“If it was valuable—”
“No, nothing of value. Sentiment, more likely. Something Shauna won’t think about asking for. Or if she does, they can’t find it. Just a little something. Because she’s his. His ex-girlfriend, his friend, his to hover over, to walk home from work. His.”
“Okay. You’re convincing me.”
Eve shook her head. “I could make pretty much the same case with Lopez. We’re going to get Shauna’s permission to go through the apartment again this morning before we go to the memorial. Maybe we’ll see—or not see—what he took out in that box.”
“Anything I can dig into until?”
“Just take another pass through both of their data. I’m going to do the same. A first kill,” Eve muttered. “It looks and feels like a first kill. And it looks and feels to me like the wedding—only days away—was the real trigger, with the honeymoon deal cementing time and place, and the willingness to risk exposure.”
She paused by the board again. “We need to have another conversation with Becca. Just like with the cold case Jenkinson and Reineke just closed, she might have seen, heard, sensed something, but dismissed it. She wouldn’t believe the guy she’s in love with could or would kill.”
“And for what?” Peabody added.
“We’ll get the what once we get the who.”
Eve sat back at her desk to pore through what she’d already pored through multiple times. But she couldn’t shake the feeling, or maybe just the hope, that something in that background data would bring a spark.
Lopez, a woman born in privilege thanks to the hard work and enterprise of those who’d come before her. Still, her work ethic stayed strong. Her choice of career put her, and her body, in the spotlight.

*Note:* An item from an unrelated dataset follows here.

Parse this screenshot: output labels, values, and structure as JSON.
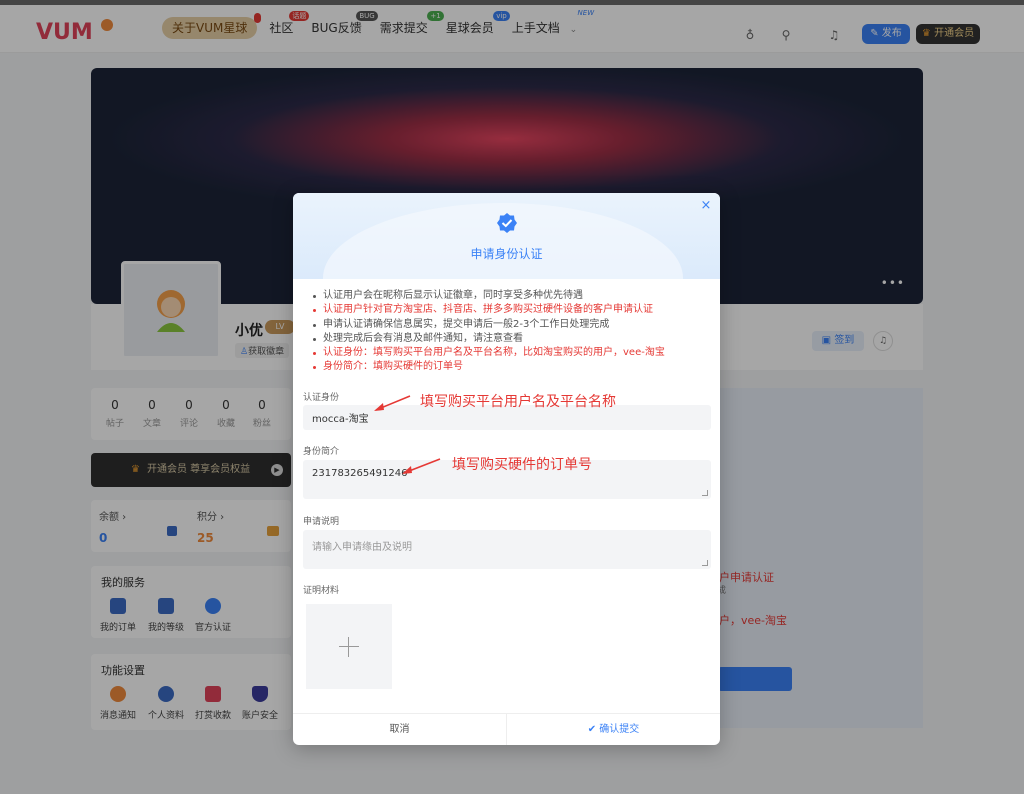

She didn’t strip for the money, to pay the bills, to put food on the table. She stripped for style, for the attention, and because she was good at it.
But the money wasn’t nothing.
A relatively diverse family, though the majority married within their culture of origin. Those who hadn’t appeared to enjoy the same tight family and financial ties. A sprinkle of same-sex marriages over the decades, also by all indications accepted.
A very large family, so it didn’t surprise her to see a handful of criminal bumps, a few relations who’d done some time—either in prison or in rehab.
Nothing that stuck out to her, let her see some pattern.
A well-off woman closing in on thirty who’d had no legal cohabs, no marriages, no offspring. One who worked diligently at her chosen profession. And had a mean streak.
“Leave out the well-off and that could describe me a few years ago.”
She sat back, added a big, tight, supportive family as another difference.
A planner, Eve thought. She’d have to be to select costumes, work out choreography, handle her part of the real estate arm. Passionate—a temper, the mean streak, the use of sex as either revenge or solace.
Add the ego, the bitchiness.
“You fit, Lopez. You slide in smooth enough.”
She toggled over to Barney, and thought the same thing as she reexamined his background.
Not as privileged financially, not as big a family, but a good-looking white male, just shy of thirty. That brought a built-in sense of privilege.
A better-than-average student, part-time work during the school summers and breaks. Responsible. Football quarterback, team captain, lettered in high school there. And of course, stood as the male half of Shaunbar.
Two sisters, younger, parents that had each been married once, and stayed married for thirty-one years and counting. Two uncles on the paternal side, one aunt on the maternal, and a total of six cousins.
No, not as tight, Eve thought, as the family had scattered in the last couple of generations.
One same-sex marriage and one divorce, one charge of simple assault among the cousins. None currently lived in New York.
Since he’d majored in business management, had taken leadership courses, she assumed he’d reached his career goal.
No marriages, the single—and current—cohab, no offspring.